With such political instability here at home – and a growing sense among the public that people deserve a final say on any deal - it seems that everything is up for grabs. The government has no mandate for pushing ahead with an extreme Brexit. As the democratic reformers Unlock Democracy said in a recent report “The failure of any party to gain a majority in the recent election has made the need for an inclusive, consensus based working even more imperative.” The referendum should have been the start of a democratic process, not the end of one.

That’s why Greens are calling for a cross-party commission on Brexit, in order to ensure that voices from across the political spectrum are heard in the process. And it’s why we continue to push for a ratification referendum on the final deal negotiated by the government - we want the whole country to have the last word on this, not just the 650 MPs elected to the Parliament via an extremely unrepresentative electoral system.

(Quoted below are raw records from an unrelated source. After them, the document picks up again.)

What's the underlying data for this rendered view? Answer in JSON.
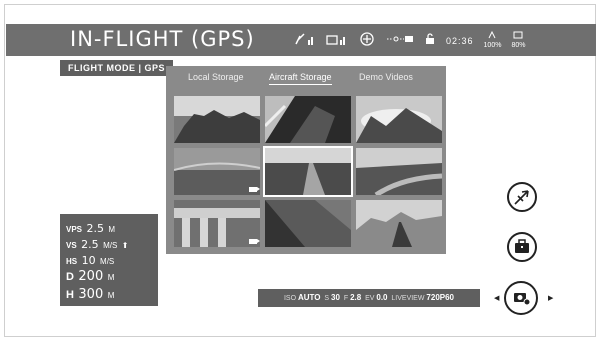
{
  "header": {
    "title": "IN-FLIGHT (GPS)",
    "time": "02:36",
    "aircraft_battery": "100%",
    "remote_battery": "80%",
    "signal_label": "IR"
  },
  "flight_mode": "FLIGHT MODE | GPS",
  "gallery": {
    "tabs": [
      {
        "label": "Local Storage",
        "active": false
      },
      {
        "label": "Aircraft Storage",
        "active": true
      },
      {
        "label": "Demo Videos",
        "active": false
      }
    ],
    "thumbnails": [
      {
        "scene": "desert-canyon",
        "video": false,
        "selected": false
      },
      {
        "scene": "aerial-coast",
        "video": false,
        "selected": false
      },
      {
        "scene": "cloudy-mountains",
        "video": false,
        "selected": false
      },
      {
        "scene": "plains-valley",
        "video": true,
        "selected": false
      },
      {
        "scene": "road-forest",
        "video": false,
        "selected": true
      },
      {
        "scene": "forest-river",
        "video": false,
        "selected": false
      },
      {
        "scene": "viaduct",
        "video": true,
        "selected": false
      },
      {
        "scene": "dark-forest",
        "video": false,
        "selected": false
      },
      {
        "scene": "desert-road",
        "video": false,
        "selected": false
      }
    ]
  },
  "telemetry": {
    "vps": {
      "label": "VPS",
      "value": "2.5",
      "unit": "M"
    },
    "vs": {
      "label": "VS",
      "value": "2.5",
      "unit": "M/S",
      "arrow": "⬆"
    },
    "hs": {
      "label": "HS",
      "value": "10",
      "unit": "M/S"
    },
    "d": {
      "label": "D",
      "value": "200",
      "unit": "M"
    },
    "h": {
      "label": "H",
      "value": "300",
      "unit": "M"
    }
  },
  "camera": {
    "iso_label": "ISO",
    "iso_value": "AUTO",
    "shutter_label": "S",
    "shutter_value": "30",
    "fstop_label": "F",
    "fstop_value": "2.8",
    "ev_label": "EV",
    "ev_value": "0.0",
    "liveview_label": "LIVEVIEW",
    "liveview_value": "720P60"
  },
  "buttons": {
    "takeoff_icon": "aircraft-icon",
    "toolbox_icon": "briefcase-icon",
    "camera_icon": "camera-settings-icon"
  },
  "colors": {
    "topbar": "#6f6f6f",
    "panel": "#5f5f5f",
    "gallery": "#8a8a8a"
  }
}
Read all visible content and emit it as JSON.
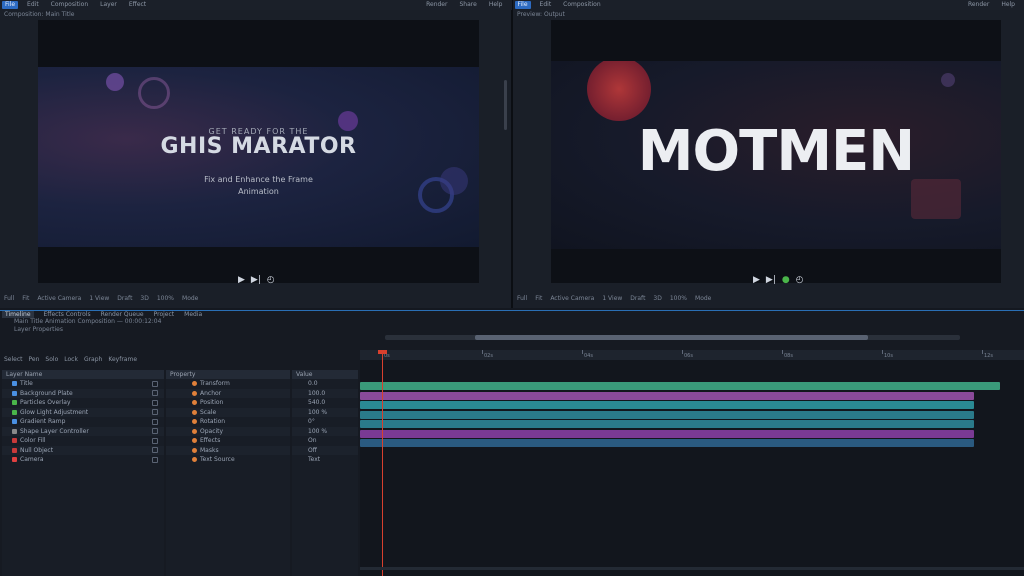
{
  "menubar": {
    "left": [
      "File",
      "Edit",
      "Composition",
      "Layer",
      "Effect"
    ],
    "right": [
      "Render",
      "Share",
      "Help"
    ]
  },
  "viewer_left": {
    "head": "Composition: Main Title",
    "kicker": "GET READY FOR THE",
    "headline": "GHIS MARATOR",
    "subline1": "Fix and Enhance the Frame",
    "subline2": "Animation",
    "transport": [
      "▶",
      "▶|",
      "◴"
    ],
    "footer": [
      "Full",
      "Fit",
      "Active Camera",
      "1 View",
      "Draft",
      "3D",
      "100%",
      "Mode"
    ]
  },
  "viewer_right": {
    "head": "Preview: Output",
    "headline": "MOTMEN",
    "transport": [
      "▶",
      "▶|",
      "●",
      "◴"
    ],
    "footer": [
      "Full",
      "Fit",
      "Active Camera",
      "1 View",
      "Draft",
      "3D",
      "100%",
      "Mode"
    ]
  },
  "lower": {
    "tabs": [
      "Timeline",
      "Effects Controls",
      "Render Queue",
      "Project",
      "Media"
    ],
    "subline1": "Main Title Animation Composition — 00:00:12:04",
    "subline2": "Layer Properties",
    "tools": [
      "Select",
      "Pen",
      "Solo",
      "Lock",
      "Graph",
      "Keyframe"
    ],
    "progress_fraction": 0.84
  },
  "layers": {
    "header": "Layer Name",
    "rows": [
      {
        "name": "Title",
        "color": "#4a90e2"
      },
      {
        "name": "Background Plate",
        "color": "#4a90e2"
      },
      {
        "name": "Particles Overlay",
        "color": "#4ab54a"
      },
      {
        "name": "Glow Light Adjustment",
        "color": "#4ab54a"
      },
      {
        "name": "Gradient Ramp",
        "color": "#4a90e2"
      },
      {
        "name": "Shape Layer Controller",
        "color": "#8a8a8a"
      },
      {
        "name": "Color Fill",
        "color": "#c83a3a"
      },
      {
        "name": "Null Object",
        "color": "#c83a3a"
      },
      {
        "name": "Camera",
        "color": "#e04040"
      }
    ]
  },
  "props": {
    "header": "Property",
    "rows": [
      "Transform",
      "Anchor",
      "Position",
      "Scale",
      "Rotation",
      "Opacity",
      "Effects",
      "Masks",
      "Text Source"
    ]
  },
  "vals": {
    "header": "Value",
    "rows": [
      "0.0",
      "100.0",
      "540.0",
      "100 %",
      "0°",
      "100 %",
      "On",
      "Off",
      "Text"
    ]
  },
  "timeline": {
    "ruler_labels": [
      "0s",
      "02s",
      "04s",
      "06s",
      "08s",
      "10s",
      "12s"
    ],
    "tracks": [
      {
        "color": "#3a9a7a",
        "start": 0.0,
        "end": 1.0
      },
      {
        "color": "#8a4a9a",
        "start": 0.0,
        "end": 0.96
      },
      {
        "color": "#2a8a94",
        "start": 0.0,
        "end": 0.96
      },
      {
        "color": "#2a7a8a",
        "start": 0.0,
        "end": 0.96
      },
      {
        "color": "#2a7a8a",
        "start": 0.0,
        "end": 0.96
      },
      {
        "color": "#7a3a94",
        "start": 0.0,
        "end": 0.96
      },
      {
        "color": "#2a5a80",
        "start": 0.0,
        "end": 0.96
      }
    ],
    "playhead_time": "00:00:00:12"
  },
  "colors": {
    "accent": "#2d6bc2",
    "playhead": "#d8402e"
  }
}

No one predicted what would happen over the last year. From the referendum, to Theresa May’s disastrous leadership and a progressive majority at a general election. And no one knows exactly what will happen next. But what’s clear is that people across this country should be at the centre of the coming debate over our future – it can’t be stitched up behind closed doors by ministers without a mandate.

Caroline Lucas is the MP for Brighton Pavilion.